L'environnement sensoriel du culte soufi est remarquable : l'encens, les textiles à motifs, la musique dévotionnelle, et la récitation poétique créent des atmosphères intensifiées propices à des états d'attention altérés. Le symbole tactile du turban ou du manteau porté par un cheikh, l'utilisation de perles de prière, et des caractéristiques architecturales telles qu'une petite cellule intérieure (hujra) pour la retraite façonnent l'expérience incarnée. Une caractéristique vérifiable est la fondation architecturale des tekkes ottomanes au XVIIe siècle, dont le programme combiné de logement, de repas communautaires et d'espaces rituels illustre comment la culture matérielle soutient la vie spirituelle.

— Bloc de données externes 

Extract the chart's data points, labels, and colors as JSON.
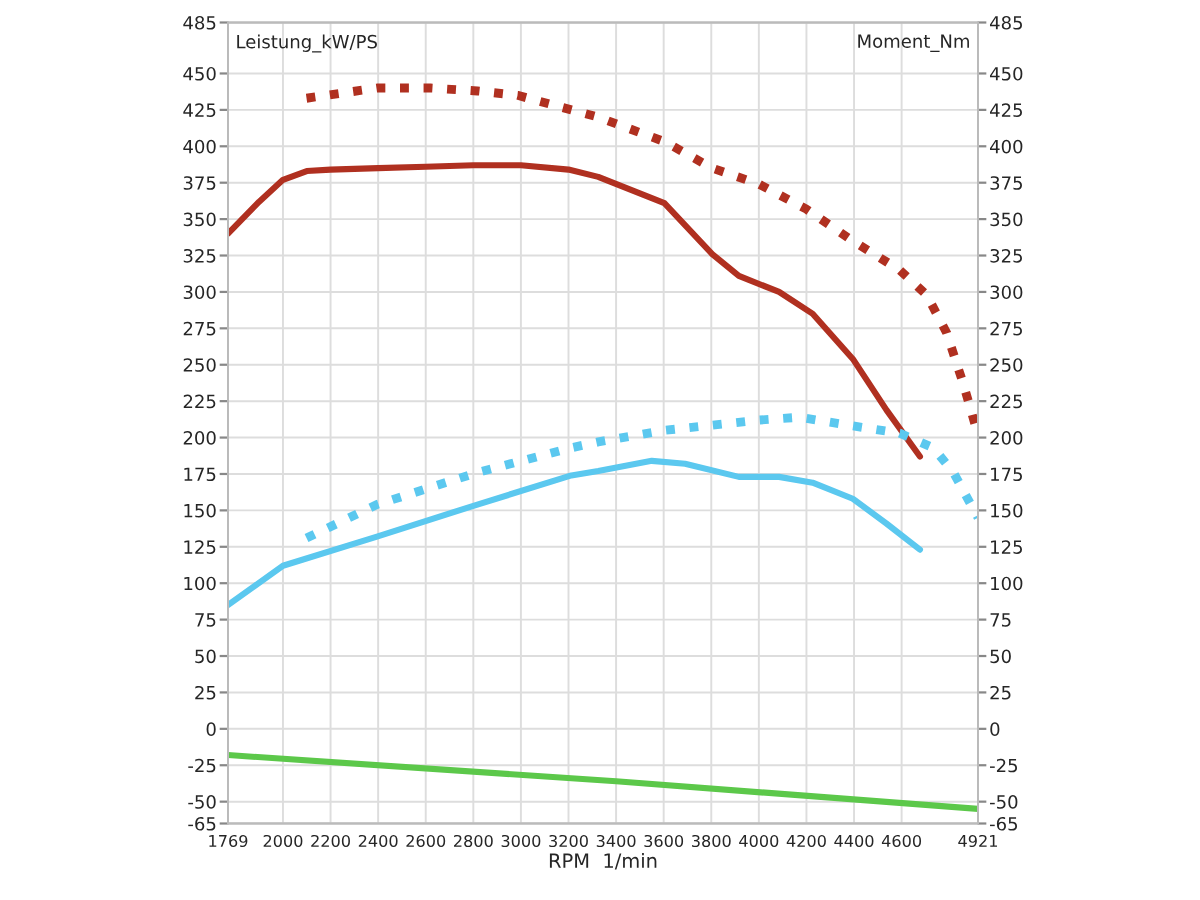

La pratique contemporaine s'adapte également aux nouveaux médias. Les performances de qawwali enregistrées — certaines atteignant une circulation internationale à la fin du XXe siècle grâce à des figures telles que Nusrat Fateh Ali Khan —, les conférences en ligne de cheikhs contemporains, et les cercles de dhikr virtuels sont devenus partie intégrante des répertoires soufis modernes, en particulier dans les communautés diasporiques en Europe et en Amérique du Nord. Cela soulève de nouvelles questions sur l'authenticité et l'autorité : certains adeptes insistent sur le fait que la transmission spirituelle nécessite une initiation incarnée et en personne, tandis que d'autres soutiennent que les formes médiatisées peuvent transmettre des orientations et une solidarité communautaire. Les chercheurs notent une continuité avec les débats antérieurs sur la transmission textuelle par rapport à la transmission incarnée, observant que les nouveaux médias ont renouvelé d'anciennes questions sur ce qui constitue une pratique valide de tariqa.

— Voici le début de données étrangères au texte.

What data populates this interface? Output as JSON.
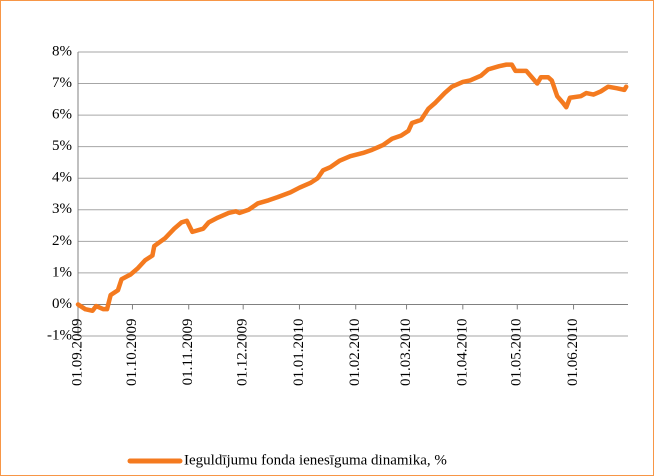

Enfin, la vie rituelle soufie est marquée par la pluralité : différents ordres mettent l'accent sur des pratiques divergentes, et même au sein d'un ordre, il peut y avoir des variations locales adaptées à la langue, à la culture et aux circonstances politiques. Les principaux ordres ayant un large suivi incluent la Qadiriyya (historiquement liée à Abd al-Qadir al-Jilani du XIIe siècle), la Chishtiyya en Asie du Sud, la Naqshbandiyya avec son accent sur le dhikr silencieux, les courants Mevlevi et Rifaʿiyya en Anatolie et en Iran, et la Tijaniyya dans certaines parties de l'Afrique du Nord et de l'Ouest ; chacun a des répertoires, des opinions juridiques et des rôles sociaux distincts. Ces variations illustrent le point comparatif selon lequel le soufisme est mieux compris comme une constellation de pratiques localisées unifiées par des objectifs partagés tels que compris par les adeptes : la réforme morale, le souvenir, et la culture de l'intimité avec le Divin.